In 2003, Sagal would play a much more doting mother – one closer to herself – starring opposite her “Chance of a Lifetime” co-star John Ritter in the ABC comedy “8 Simple Rules for Dating my Daughter” (2002-05), based on the popular book. Cast as Cate Hennessey, the actress played the level-headed wife to an uptight father Paul (Ritter) of two sexually maturing teenage daughters. The show was a ratings winner for ABC in its first season and was poised to become the comedy centerpiece of its 2003-04 schedule, when the critically acclaimed series was forced to take a brief hiatus after the untimely heart failure death of Ritter in September 2003. Despite this tragic setback which rocked Sagal to her core, the show’s cast and crew decided to carry on, resting more of the series on Sagal’s shoulders when it reconvened with a new co-lead, veteran actor James Garner.

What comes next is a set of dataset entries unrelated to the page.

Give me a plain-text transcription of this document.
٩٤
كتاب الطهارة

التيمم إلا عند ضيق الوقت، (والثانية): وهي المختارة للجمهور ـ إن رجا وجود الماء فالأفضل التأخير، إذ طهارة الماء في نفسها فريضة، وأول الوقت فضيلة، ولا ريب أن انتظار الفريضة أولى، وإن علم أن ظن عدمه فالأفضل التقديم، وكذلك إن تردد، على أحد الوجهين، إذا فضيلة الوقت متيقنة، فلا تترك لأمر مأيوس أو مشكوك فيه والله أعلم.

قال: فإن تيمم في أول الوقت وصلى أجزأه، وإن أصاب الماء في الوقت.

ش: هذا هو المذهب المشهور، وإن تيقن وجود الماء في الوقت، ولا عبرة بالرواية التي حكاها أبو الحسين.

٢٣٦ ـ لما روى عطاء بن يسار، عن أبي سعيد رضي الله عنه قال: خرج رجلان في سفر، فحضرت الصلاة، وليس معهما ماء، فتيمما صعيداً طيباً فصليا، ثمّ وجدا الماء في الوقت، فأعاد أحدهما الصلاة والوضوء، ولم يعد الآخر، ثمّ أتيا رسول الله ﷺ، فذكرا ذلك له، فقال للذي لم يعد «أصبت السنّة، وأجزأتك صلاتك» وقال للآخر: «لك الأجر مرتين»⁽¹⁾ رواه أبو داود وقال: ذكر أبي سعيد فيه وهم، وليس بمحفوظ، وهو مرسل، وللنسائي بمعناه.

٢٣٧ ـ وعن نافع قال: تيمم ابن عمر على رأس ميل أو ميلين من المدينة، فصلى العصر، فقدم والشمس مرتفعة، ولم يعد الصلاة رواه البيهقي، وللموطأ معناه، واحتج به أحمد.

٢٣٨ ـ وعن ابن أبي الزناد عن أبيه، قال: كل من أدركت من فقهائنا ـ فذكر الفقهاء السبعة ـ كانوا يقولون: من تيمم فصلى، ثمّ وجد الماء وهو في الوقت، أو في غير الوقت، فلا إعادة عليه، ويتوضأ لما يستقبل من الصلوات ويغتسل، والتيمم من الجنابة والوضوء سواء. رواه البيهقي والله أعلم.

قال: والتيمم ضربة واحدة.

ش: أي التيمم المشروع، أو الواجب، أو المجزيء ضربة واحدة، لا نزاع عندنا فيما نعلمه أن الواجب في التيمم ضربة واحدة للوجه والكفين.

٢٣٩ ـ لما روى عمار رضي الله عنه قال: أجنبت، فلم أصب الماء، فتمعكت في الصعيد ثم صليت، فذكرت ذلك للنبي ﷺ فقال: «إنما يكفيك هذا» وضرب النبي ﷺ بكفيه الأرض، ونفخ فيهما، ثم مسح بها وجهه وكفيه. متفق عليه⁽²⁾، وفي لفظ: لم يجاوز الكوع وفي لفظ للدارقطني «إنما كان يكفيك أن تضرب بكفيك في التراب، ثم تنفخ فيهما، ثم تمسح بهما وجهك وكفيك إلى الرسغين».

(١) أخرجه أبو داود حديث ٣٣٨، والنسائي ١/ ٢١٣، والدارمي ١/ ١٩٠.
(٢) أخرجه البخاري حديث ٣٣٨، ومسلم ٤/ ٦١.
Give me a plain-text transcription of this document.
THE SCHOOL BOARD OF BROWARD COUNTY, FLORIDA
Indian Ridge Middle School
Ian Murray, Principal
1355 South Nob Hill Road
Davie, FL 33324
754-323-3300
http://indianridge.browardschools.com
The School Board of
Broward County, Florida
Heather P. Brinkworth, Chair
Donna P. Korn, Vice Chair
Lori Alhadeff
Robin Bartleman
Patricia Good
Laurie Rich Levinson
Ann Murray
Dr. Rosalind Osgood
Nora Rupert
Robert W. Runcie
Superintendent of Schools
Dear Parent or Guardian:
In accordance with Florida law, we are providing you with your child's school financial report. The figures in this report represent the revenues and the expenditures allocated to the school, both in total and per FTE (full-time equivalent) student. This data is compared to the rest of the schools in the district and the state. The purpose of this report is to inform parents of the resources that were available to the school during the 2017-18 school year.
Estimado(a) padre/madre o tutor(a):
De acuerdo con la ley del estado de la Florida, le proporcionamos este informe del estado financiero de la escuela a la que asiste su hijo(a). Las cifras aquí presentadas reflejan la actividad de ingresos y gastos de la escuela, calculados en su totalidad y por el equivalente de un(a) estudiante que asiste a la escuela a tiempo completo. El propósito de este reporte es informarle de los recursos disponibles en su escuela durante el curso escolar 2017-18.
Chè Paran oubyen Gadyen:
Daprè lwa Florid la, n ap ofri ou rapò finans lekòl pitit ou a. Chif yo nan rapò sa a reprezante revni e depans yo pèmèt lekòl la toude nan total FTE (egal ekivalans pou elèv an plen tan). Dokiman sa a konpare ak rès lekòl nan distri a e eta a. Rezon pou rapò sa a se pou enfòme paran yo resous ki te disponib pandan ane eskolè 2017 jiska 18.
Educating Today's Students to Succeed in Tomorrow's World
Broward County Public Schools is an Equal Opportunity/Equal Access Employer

As 2004 arrived, Sagal would mark two more personal milestones – releasing her second album Room in June and, in October, marrying for the third time to writer/producer Kurt Sutter. “8 Simple Rules…” made its final on-air bow in April of 2005, but that year was no less productive for Sagal, who appeared in two made-for-television movies, ABC Family’s “Campus Confidential” and USA’s “Three Wise Guys.”
Keeping busy and reinventing her popular persona, in March of that same year, Sagal also put in a dramatic appearance on FX’s groundbreaking and Emmy-winning series, “The Shield” (in an episode her husband had written, “Grave”) and, by October, had made the first of two appearances on ABC’s cult drama “Lost” (2004- ). Sagal also decided to branch out and take some film roles, co-starring in the independent features “I’m Reed Fish” (2006) and “One Part Sugar” (lensed 2006) – the latter featuring her “Mary” director Danny DeVito. She then returned to the much-beloved part of Leela for the full-length animated feature, “Futurama: Bender’s Big Score” (2007).